I tifosi come attori principali di questo sport, come l’elemento che sorregge e che rende possibile tutto il resto. Un concetto più romantico che pratico, forse. Perché una delle grandi sfide del calcio del futuro riguarda proprio la capacità di ricucire uno strappo, di trasformarsi nuovamente in uno strumento di inclusione. A partire dal linguaggio. “Il vocabolario del pallone si è arricchito di tecnicismi – spiega il professore – e il prevalere del feticismo di un dato, una lettura statistica e non qualitativa della performance costruisce un recinto per competenti, quasi un linguaggio di tipo esoterico. E oltre alla questione economica c’è da tener conto anche delle distanza del prodotto dai suoi consumatori.
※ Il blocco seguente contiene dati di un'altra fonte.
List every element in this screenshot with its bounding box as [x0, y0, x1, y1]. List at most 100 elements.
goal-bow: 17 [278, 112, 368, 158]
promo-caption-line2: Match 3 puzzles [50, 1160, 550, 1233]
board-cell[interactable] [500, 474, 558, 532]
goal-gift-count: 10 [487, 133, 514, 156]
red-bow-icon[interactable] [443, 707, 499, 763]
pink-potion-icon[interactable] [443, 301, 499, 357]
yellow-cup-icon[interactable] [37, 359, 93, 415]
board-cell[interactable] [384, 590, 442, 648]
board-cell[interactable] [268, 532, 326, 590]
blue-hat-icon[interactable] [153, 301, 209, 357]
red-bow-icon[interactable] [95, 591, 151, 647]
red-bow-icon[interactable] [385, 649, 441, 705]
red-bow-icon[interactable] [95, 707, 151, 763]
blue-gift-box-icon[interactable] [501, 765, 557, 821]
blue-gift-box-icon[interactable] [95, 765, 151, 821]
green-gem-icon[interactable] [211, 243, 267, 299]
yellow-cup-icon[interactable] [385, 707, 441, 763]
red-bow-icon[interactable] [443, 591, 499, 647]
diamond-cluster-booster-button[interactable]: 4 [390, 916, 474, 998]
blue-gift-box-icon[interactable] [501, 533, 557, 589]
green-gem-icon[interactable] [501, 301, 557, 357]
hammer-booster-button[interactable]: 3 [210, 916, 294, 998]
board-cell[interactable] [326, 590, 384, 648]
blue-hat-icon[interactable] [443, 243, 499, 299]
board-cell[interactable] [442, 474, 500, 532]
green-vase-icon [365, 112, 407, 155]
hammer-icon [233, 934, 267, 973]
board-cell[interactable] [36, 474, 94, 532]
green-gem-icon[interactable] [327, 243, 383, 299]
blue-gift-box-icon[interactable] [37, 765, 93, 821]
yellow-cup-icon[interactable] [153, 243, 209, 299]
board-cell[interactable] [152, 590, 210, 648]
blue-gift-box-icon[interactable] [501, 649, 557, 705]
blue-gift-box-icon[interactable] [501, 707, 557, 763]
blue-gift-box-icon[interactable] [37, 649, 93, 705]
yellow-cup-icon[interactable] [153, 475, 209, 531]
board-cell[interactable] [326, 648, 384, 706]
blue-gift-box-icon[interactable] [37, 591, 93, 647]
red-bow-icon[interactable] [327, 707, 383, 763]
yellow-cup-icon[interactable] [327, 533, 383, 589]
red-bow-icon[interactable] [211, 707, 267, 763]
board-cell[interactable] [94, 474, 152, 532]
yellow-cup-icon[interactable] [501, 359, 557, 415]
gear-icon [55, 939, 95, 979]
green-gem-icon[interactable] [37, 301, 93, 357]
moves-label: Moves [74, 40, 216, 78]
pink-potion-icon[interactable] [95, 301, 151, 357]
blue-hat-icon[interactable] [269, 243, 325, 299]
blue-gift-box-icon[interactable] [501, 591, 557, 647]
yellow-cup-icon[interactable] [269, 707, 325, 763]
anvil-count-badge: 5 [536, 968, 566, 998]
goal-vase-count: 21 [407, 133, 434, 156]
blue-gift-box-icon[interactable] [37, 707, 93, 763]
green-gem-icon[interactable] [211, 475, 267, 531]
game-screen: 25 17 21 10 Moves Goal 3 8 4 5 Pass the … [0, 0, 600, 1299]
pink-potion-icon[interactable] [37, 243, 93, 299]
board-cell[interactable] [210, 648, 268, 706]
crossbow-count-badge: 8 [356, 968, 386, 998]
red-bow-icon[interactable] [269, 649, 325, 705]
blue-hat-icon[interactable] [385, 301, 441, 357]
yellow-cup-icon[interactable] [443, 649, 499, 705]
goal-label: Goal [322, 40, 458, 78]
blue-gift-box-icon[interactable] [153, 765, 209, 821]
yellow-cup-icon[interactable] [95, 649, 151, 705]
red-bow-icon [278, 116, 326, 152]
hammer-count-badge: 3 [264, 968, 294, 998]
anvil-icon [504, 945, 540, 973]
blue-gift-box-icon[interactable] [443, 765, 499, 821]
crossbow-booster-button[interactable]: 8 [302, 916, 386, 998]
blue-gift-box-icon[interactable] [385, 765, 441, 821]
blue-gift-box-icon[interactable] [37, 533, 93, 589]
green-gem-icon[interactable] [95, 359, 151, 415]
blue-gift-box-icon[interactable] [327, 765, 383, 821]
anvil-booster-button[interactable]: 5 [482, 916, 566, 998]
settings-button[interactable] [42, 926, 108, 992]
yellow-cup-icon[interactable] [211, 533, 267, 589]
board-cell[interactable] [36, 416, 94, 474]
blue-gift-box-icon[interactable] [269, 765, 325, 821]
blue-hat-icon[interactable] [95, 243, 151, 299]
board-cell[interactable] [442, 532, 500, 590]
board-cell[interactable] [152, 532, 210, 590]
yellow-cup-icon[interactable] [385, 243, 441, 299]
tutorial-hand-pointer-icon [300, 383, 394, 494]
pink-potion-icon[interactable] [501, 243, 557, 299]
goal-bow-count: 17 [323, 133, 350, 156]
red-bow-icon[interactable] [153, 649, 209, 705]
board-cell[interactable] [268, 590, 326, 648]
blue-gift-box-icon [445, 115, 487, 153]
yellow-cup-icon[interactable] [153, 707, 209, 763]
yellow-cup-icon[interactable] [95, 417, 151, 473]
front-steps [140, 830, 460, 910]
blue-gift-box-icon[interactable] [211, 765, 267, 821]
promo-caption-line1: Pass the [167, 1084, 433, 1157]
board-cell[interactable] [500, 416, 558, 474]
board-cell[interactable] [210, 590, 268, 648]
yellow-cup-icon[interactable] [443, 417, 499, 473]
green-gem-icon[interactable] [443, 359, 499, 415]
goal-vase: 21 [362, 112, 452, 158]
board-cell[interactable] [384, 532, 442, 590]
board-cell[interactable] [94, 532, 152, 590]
Il calcio però non è un mondo così difficile da penetrare per i neofiti come magari la Formula 1. Questa è più una suggestione, un’apparenza”. Da tempo si lanciano allarmi, le campane sonano a morto. Ma davvero il calcio è a rischio estinzione, la fine dei giochi è uno scenario futuribile? “A estinguersi non sarà il calcio – spiega Bruno – ma un modo di intendere il calcio. Anzi, quello che si è istinto. Perché ognuno ha il suo calcio che si è estinto. Noi cerchiamo di tramandare i nostri ricordi e la nostra nostalgia, da 90° Minuto in poi. Ma stiamo vivendo una fase diversa. Il calcio è un pezzo del sistema industriale, un business che muove miliardi, una fetta di economia. E come fetta di economia andrà avanti. Avrà bisogno di utenti e spettatori. Non credo che siano così stupidi da ucciderlo. Saremmo ingenui a pensare che la Super Lega sia finita solo per la contrarietà dei tifosi, è naufragata anche perché un pezzo di quel settore di business sapeva che non poteva far finire la domanda“. Si va avanti, dunque. Verso una nuova era ancora tutta da scoprire.